Unos guardias inspeccionaron nuestro carruaje y, tras una señal, nos permitieron cruzar. Al adentrarnos en el portal, mi estómago se retorció de inmediato. Náuseas violentas y un dolor agudo me invadieron. Estuvimos inmersos en la luz durante unos quince interminables minutos hasta que, finalmente, emergimos del otro lado.

El resplandor se disipó y allí estaba: Arcady, majestuosa, lejana, aún envuelta en niebla.

Pero mi mirada se desvió hacia otro lugar… A lo lejos, distinguí la Frontera Sur, esa línea maldita que dividía el Imperio Livel del Imperio Vemum. Un escalofrío me recorrió la espalda. Las náuseas volvieron. El pánico me hizo arañar mi propio brazo hasta abrir pequeñas heridas. Recordé… aquel día. El horror.

No. No pienses en eso, me dije, cerrando los ojos con fuerza.

El carruaje atravesó las puertas de Arcady, una construcción imponente que parecía tocar el cielo. Nos ordenaron descender. Mi cuerpo todavía temblaba mientras ponía pie en tierra firme.

Los demás se agruparon enseguida en pequeños círculos, formando alianzas tácitas, mientras yo quedaba sola como una sombra ajena.

Delante de nosotros, un hombre de cabello blanco y sonrisa amable nos esperaba.

—Bienvenidos, nobles hijos del Imperio Livel. —dijo—. Soy el director de esta noble Academia Arcady, un lugar donde dos imperios conviven en frágil armonía. —Su mirada se paseó sobre nosotros como un halcón sobre su presa.

Yo traté de encogerme tanto como pude, deseando ser invisible.

—El profesor Katrel —añadió—, los llevará a sus habitaciones.

Señaló a un joven profesor que parecía más un adolescente: cabello alborotado, rostro sonrojado y una sonrisa algo nerviosa.

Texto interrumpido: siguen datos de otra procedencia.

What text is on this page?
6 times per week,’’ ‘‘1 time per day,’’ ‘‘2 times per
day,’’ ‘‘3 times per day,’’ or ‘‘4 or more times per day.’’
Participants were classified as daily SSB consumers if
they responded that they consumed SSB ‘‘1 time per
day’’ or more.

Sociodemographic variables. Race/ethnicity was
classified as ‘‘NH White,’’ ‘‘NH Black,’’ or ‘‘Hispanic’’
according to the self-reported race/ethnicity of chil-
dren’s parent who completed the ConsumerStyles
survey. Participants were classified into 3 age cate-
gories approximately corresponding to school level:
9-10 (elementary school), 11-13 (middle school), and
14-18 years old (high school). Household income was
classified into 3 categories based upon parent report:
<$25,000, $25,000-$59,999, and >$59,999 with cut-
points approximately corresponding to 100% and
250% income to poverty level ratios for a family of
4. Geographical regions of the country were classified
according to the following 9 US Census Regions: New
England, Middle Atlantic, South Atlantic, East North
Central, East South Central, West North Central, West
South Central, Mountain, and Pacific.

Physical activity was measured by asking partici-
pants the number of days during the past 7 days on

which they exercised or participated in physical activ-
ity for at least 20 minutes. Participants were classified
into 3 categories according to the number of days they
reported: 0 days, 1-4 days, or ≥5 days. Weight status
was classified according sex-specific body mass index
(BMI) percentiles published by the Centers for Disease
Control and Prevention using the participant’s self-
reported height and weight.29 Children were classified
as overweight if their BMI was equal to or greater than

—Buenas tardes, los guiaré. Por favor, síganme. —balbuceó.

Obedecí, caminando al final del grupo. Uno a uno, los estudiantes fueron dejando el pasillo a medida que recibían sus habitaciones, hasta que solo quedé yo.

Katrel me miró fijamente, su expresión era mezcla de respeto y nerviosismo.

—Disculpe, segunda princesa, por hacerla esperar. —tartamudeó.

—No se disculpe. —respondí, forzando una pequeña sonrisa.

Él sonrió de vuelta, un gesto tan cálido que me hizo retroceder mentalmente.

—Esta será su habitación. —anunció abriendo una puerta.

Me quedé inmóvil. El cuarto era un paraíso: paredes blancas, una cama tan grande que parecía tragarse todo el espacio, muebles finos, una suave alfombra. Todo demasiado… hermoso.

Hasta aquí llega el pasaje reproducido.